An easy way to equate the two would be to compare a lake, to a house. Structure is the way the house is built. The layout of the walls, the halls, the stairs, the doorways ... basically travel routes. Cover would be the furniture in the house. Couches, chairs, tables ... places to stop and rest, to eat, to hide.

While on the topic of structure and cover .... there are obvious forms of cover and structure that have already been mentioned. But there are forms of each that aren't so obvious. Most people think of cover as an object, but a depth change, especially a rapid depth change can act as cover to a fish. As can a shade line, or a water clarity change. Some examples of not so obvious structure changes would be, the change from a mud to a sand bottom, or mud to rock, sand to rock, or a change in the size of rock from one area to another. Fish will use these kind of places as travel routes or feeding and resting stations. Your job is to first learn and seek out the types of places the type of fish you're trying to catch, use. And then to learn to identify them by interpreting what you're seeing on your screen. 

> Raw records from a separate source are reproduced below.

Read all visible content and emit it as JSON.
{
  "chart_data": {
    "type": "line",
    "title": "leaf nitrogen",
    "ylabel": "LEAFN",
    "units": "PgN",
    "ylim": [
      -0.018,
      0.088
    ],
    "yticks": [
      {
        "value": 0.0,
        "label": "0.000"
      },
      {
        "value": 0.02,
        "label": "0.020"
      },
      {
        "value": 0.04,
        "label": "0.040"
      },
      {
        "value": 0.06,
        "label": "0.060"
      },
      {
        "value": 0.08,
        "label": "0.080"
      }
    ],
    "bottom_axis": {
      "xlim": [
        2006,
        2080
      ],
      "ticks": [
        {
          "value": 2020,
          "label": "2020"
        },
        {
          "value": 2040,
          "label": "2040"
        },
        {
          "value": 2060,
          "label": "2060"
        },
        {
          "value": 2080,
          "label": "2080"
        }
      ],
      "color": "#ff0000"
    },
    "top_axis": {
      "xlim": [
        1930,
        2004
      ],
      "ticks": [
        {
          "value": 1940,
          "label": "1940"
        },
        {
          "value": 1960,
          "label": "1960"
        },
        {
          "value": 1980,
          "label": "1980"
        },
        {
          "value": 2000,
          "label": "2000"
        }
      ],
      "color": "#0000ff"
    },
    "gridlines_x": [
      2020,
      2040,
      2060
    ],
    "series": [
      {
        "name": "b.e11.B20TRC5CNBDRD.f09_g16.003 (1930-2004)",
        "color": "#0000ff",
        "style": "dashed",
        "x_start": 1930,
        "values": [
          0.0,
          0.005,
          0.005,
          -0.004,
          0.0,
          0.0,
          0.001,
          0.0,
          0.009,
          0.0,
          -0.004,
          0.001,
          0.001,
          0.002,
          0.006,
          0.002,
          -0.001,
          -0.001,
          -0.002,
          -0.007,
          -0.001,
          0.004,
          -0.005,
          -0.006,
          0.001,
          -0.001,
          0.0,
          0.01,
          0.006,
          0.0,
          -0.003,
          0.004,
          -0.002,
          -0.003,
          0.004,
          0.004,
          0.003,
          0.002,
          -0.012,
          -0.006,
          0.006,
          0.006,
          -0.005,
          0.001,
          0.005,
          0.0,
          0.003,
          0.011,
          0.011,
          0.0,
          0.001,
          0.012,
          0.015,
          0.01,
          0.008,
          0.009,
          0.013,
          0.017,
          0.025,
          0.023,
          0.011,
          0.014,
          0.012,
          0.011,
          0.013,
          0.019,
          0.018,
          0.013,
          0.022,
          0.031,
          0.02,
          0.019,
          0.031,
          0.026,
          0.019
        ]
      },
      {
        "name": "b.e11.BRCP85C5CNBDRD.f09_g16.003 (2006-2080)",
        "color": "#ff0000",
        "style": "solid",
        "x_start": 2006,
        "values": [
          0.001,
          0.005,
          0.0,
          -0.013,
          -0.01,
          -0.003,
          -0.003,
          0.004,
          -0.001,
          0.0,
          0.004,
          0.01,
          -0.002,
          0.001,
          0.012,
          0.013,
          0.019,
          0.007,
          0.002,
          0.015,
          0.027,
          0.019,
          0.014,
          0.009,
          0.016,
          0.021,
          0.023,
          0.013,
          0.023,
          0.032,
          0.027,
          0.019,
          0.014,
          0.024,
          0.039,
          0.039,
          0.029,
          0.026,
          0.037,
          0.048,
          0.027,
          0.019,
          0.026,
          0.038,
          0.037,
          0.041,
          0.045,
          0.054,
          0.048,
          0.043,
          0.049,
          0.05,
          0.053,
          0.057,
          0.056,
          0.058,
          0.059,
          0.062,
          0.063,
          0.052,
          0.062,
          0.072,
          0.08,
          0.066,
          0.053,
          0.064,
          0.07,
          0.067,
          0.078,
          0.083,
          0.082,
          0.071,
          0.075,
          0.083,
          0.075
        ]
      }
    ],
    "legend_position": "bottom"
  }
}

Just one more thing. Don't make the rookie mistake that I, and many others have made but maybe aren't willing to admit. Don't expect your depth finder to always show fish, because it won't. Even if there are fish in the immediate vicinity of the boat, it doesn't mean you'll always be able to see them on your screen. The water you're fishing in may be too shallow or too clear for the fish to stay under the boat as it passes over. Or, they could be just out of the coverage area of your sonar signal. There are also blind spots in sonar that are caused by objects in the water, or very abrupt depth changes. As I said ... just because you don't see them, doesn't mean they aren't there. 

It's not as hard as it may sound. The videos that were suggested will definitely help you learn the operation of your unit, and will help you interpret what you're seeing on your screen, but they can't replace actual time on the water. The more you use it, the better you'll get at reading it, and the more fun you'll have. 

Learn the fish you're seeking and the places they like to frequent, then learn the techniques to catch them, then use your sonar unit to find them. Trust me .... the first time you have a 5# smallmouth come rocketing out of the water on one of those Alum Creek drop offs you found with your new unit, you'll be happy as a clam.


----------